Founded in 2007 by Eric Frank and Jeff Shelstad, FlatWorld Knowledge was intended to combat the high cost of college textbooks by publishing low-cost, quality educational materials, often in digital formats. Over the years, however, the company shifted from its original plans in the textbook market to focus on other educational materials offering higher margins.
In 2016, the company was acquired by Alastair Adam and John Eielson, two information publishing entrepreneurs who returned FlatWorld to its original concept of providing students access to high-quality textbooks at low prices. “We saw that FlatWorld had a lot of goodwill in the marketplace and that there was a lot of recognition of the brand,” Adam said.

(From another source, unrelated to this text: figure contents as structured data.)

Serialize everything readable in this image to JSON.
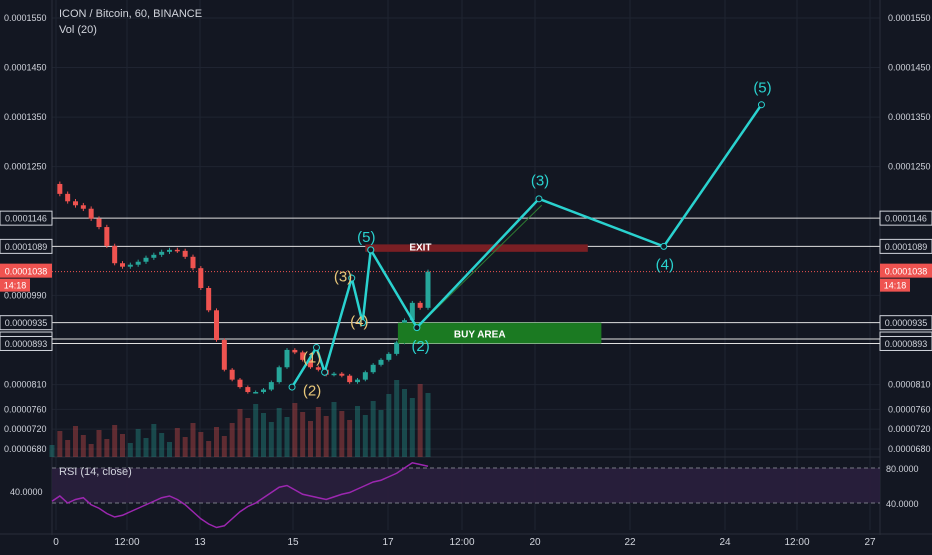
{
  "header": {
    "symbol_line": "ICON / Bitcoin, 60, BINANCE",
    "volume_label": "Vol (20)",
    "rsi_label": "RSI (14, close)"
  },
  "colors": {
    "background": "#131722",
    "up": "#26a69a",
    "down": "#ef5350",
    "wave": "#2ad2cf",
    "wave_label_old": "#e8c77a",
    "price_line": "#ef5350",
    "exit_box": "#7a1f24",
    "buy_box": "#1b7a22",
    "rsi": "#9c27b0"
  },
  "annotations": {
    "exit_label": "EXIT",
    "buy_label": "BUY AREA"
  },
  "chart_data": {
    "type": "candlestick",
    "x_ticks": [
      "0",
      "12:00",
      "13",
      "15",
      "17",
      "12:00",
      "20",
      "22",
      "24",
      "12:00",
      "27"
    ],
    "y_ticks": [
      "0.0001550",
      "0.0001450",
      "0.0001350",
      "0.0001250",
      "0.0000990",
      "0.0000810",
      "0.0000760",
      "0.0000720",
      "0.0000680"
    ],
    "right_y_ticks": [
      "0.0001550",
      "0.0001450",
      "0.0001350",
      "0.0001250",
      "0.0000810",
      "0.0000760",
      "0.0000720",
      "0.0000680"
    ],
    "horizontal_levels": [
      "0.0001146",
      "0.0001089",
      "0.0000935",
      "0.0000902",
      "0.0000893"
    ],
    "current_price": "0.0001038",
    "countdown": "14:18",
    "price_path": [
      0.0001215,
      0.0001195,
      0.000118,
      0.0001172,
      0.0001165,
      0.0001145,
      0.0001128,
      0.000109,
      0.0001055,
      0.0001048,
      0.0001052,
      0.0001058,
      0.0001066,
      0.0001072,
      0.0001078,
      0.0001082,
      0.000108,
      0.0001068,
      0.0001045,
      0.0001005,
      9.6e-05,
      9e-05,
      8.4e-05,
      8.2e-05,
      8.05e-05,
      7.95e-05,
      7.95e-05,
      8e-05,
      8.15e-05,
      8.45e-05,
      8.8e-05,
      8.75e-05,
      8.6e-05,
      8.45e-05,
      8.4e-05,
      8.3e-05,
      8.32e-05,
      8.28e-05,
      8.15e-05,
      8.2e-05,
      8.35e-05,
      8.5e-05,
      8.6e-05,
      8.72e-05,
      8.95e-05,
      9.4e-05,
      9.75e-05,
      9.65e-05,
      0.0001038
    ],
    "wave_old": {
      "labels": [
        "(1)",
        "(2)",
        "(3)",
        "(4)",
        "(5)"
      ],
      "points": [
        [
          16.35,
          8.05e-05
        ],
        [
          16.8,
          8.85e-05
        ],
        [
          16.95,
          8.35e-05
        ],
        [
          17.45,
          0.0001025
        ],
        [
          17.65,
          9.35e-05
        ],
        [
          17.8,
          0.0001082
        ]
      ]
    },
    "wave_projection": {
      "labels": [
        "(2)",
        "(3)",
        "(4)",
        "(5)"
      ],
      "points": [
        [
          17.8,
          0.0001082
        ],
        [
          18.65,
          9.25e-05
        ],
        [
          20.9,
          0.0001185
        ],
        [
          23.2,
          0.0001089
        ],
        [
          25.0,
          0.0001375
        ]
      ]
    },
    "rsi": {
      "levels": [
        "80.0000",
        "40.0000"
      ],
      "values": [
        42,
        48,
        40,
        44,
        46,
        38,
        34,
        28,
        24,
        26,
        30,
        34,
        38,
        42,
        46,
        48,
        44,
        38,
        30,
        22,
        16,
        12,
        14,
        22,
        30,
        36,
        40,
        46,
        52,
        58,
        60,
        55,
        50,
        48,
        46,
        44,
        47,
        50,
        52,
        56,
        60,
        64,
        66,
        70,
        74,
        80,
        86,
        84,
        82
      ]
    }
  }
}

They dropped the word knowledge from the name and rebranded the company FlatWorld, and moved it from the Washington D.C. area to the Boston area, where their previous ventures had been located.
Since the acquisition and move, Adam said, the company has rebounded. The staff has grown to about 50, including about 20 field sales reps. “We’re looking to double the number of field reps,” Adam noted. FlatWorld Knowledge’s original business plan was based on a “freemium” model that provided basic online textbooks for free and sold supplementary materials. The freemium model was dropped by FlatWorld’s original owners, and Adam said that “freemium is not the way to go.”
Adam described a textbook marketplace that is currently divided between traditional publishers charging high prices for their titles and open source vendors offering free digital content. Adam said there’s a third way: a sustainable business model based on fair pricing. In an online article addressing the issue, Adam wrote that publishers “can set prices that are fair to all involved parties—students, authors, and publishers.”
Under FlatWorld’s new business model, a student can get access to an online textbook for a subscription fee of $30. The student can also get access to the same textbook in other formats at an additional cost—such as a color print edition for $25. But, Adam emphasized, students are not required to buy any additional formats.
In addition to print and online textbooks, FlatWorld offers e-book versions, Kindle e-book editions, and PDFs. The company is working on supporting audiobook texts. The publisher also offers FlatWorld Unlimited, an “all you can eat” subscription option offered to universities. The unlimited subscription gives the university's student body access to all the content areas offered by FlatWorld.
FlatWorld currently offers 125 textbooks on core subject matters. “They’re all high-quality, peer reviewed textbooks,” Adam said, further noting that FlatWorld’s textbooks are customizable; teachers can add material to each book they use. According to him, “more than 4,000 professors at hundreds of colleges in the U.S. and Canada have adopted FlatWorld textbooks.”
Adam attributed FlatWorld’s growth to the exorbitant prices others charge for traditional textbooks. “We acquired FlatWorld in 2016; we turned it around and returned to growth in 2017, and now we’re looking at 50% to 100% growth,” he said. “We’re a solid multimillion dollar company.”
Correction: students pay Flatworld a $30 subscription fee for access to a basic text not a flat fee as stated in an earlier version of this story. In addition the Flatworld Unlimited plan is a university-wide subscription plan that is not offered to individuals and the size of the Flatworld staff was incorrect in an earlier version of this story.